Trumi partnered with mental health chatbot startup Alamia Health, which built the bot on OpenAI's GPT-4 with instructions and auditing by a team of clinicians. For Suzanne and Antonio Carrillo of Gaithersburg, Maryland. Trudy has become a welcome companion for their 26-year-old daughter with intellectual disabilities. After she bullied someone on Facebook, the Carrillos bought a Trumi phone to help her feel connected but stay out of trouble.

Their daughter, Claire, who has been diagnosed with anxiety and lives in a group home, would call them multiple times, day and night, with questions about what to do in different situations. Now that she has been talking to Trudy, she has eased up on her parents. Claire texted Trudy more than 1,600 times in her first month. Trudy doesn't care how many times she asks the same question, Suzanne says, end quote.
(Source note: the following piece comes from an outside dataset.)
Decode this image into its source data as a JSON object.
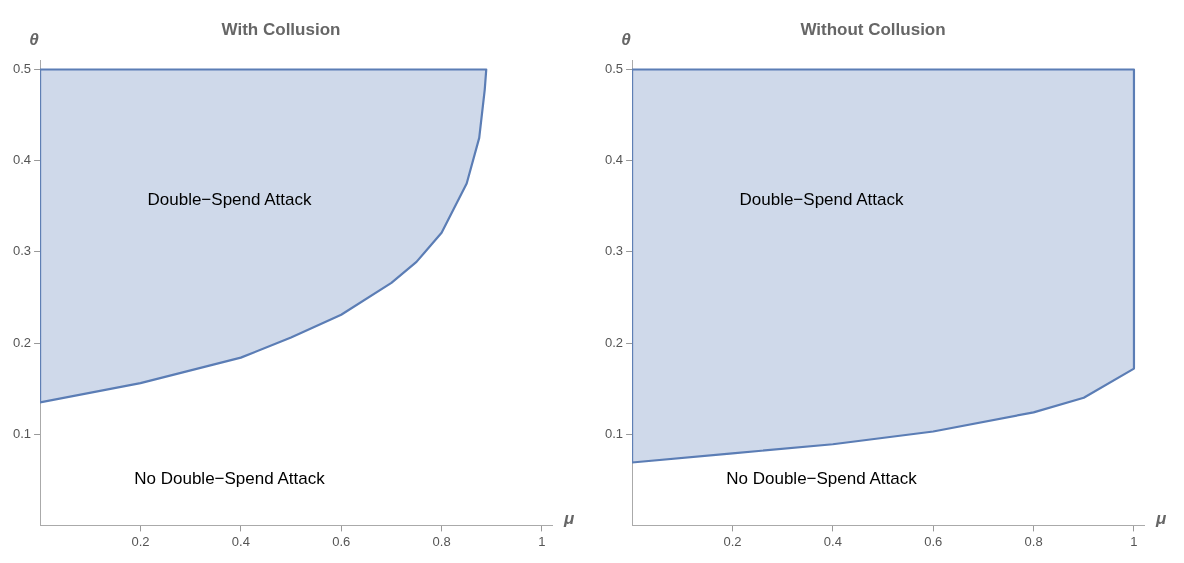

And finally today, from an upcoming book about the game, details on how Nintendo localized Animal Crossing New Horizons for Western players. The game has more than 46 million in all-time Switch sales at this point. Quote,

As the game got close to being done, they said, why don't you guys take a look at this one more time, Trinan continued, and they sent us the version over to us. Unexpectedly, Trinan and his colleagues in the English translation department found the game impossible to put down. It turned into a fight on who could get it.

Get the cartridge first every day, recalled Trinan. With the game's shop only restocking once each day, the first person to play would be the only one to get whatever new tool was on sale. Whoever gets there first gets a big up over everyone else.

Passing the cartridge around all day and chatting about their town, they decided to write an evaluation of the game that all but insisted it should be localized for the U.S. market. I actually came to Leslie Swan and said, I'll take a year, two years myself, and do this whole game. It's that much fun. said Tim O'Leary, who worked on the game's translation in a 2014 Kotaku interview.

Usually what happened was that the development team and our executive management would talk about the prospects for gaining success in the US, explained Swan. We would meet with the dev team to talk about what we thought needed to be done, and they would point out everything we should be aware of. But this was different than the easier...

stuff the small team was used to, like naming Mario enemies. Much different. I don't think anybody really understood how big the project was, Swan said. She recalled sitting in a small conference room where producer Takashi Tezuka attempted to explain, we really didn't develop this with the global market in mind at all, he told her. It's just, everything in it is so Japanese. It's not just a matter of translating it for the U.S. market."

Okay, the weekend bonus episode this weekend is, as mentioned, an interview with Senator Ron Wyden of Oregon. I want to take the time here to make a note. This is not me getting political. The senator's people reached out to me to do the interview. I did not seek it out. I agreed to do the interview because Senator Wyden is often involved in tech regulation stuff. We mentioned him a lot on the show.

So we mostly talk about that AI regulation, TikTok regulation, competition with China. So just so we're clear, just because this is a Democratic senator, I am not taking a political side here. If a Republican senator who... deals a lot with the tech industry wants to come on, I would have them gladly. Anyway, interesting conversation. Look for that tomorrow. And will there be a show on Monday? At this point,

unclear. It is a federal holiday here in the US. My kids will be off school, my wife off work, so I'm tempted to take some family time, but the whole TikTok thing, it will be happening right then. So I don't know. I reserve the option to do a show on Monday, but we shall see. Talk to you soon.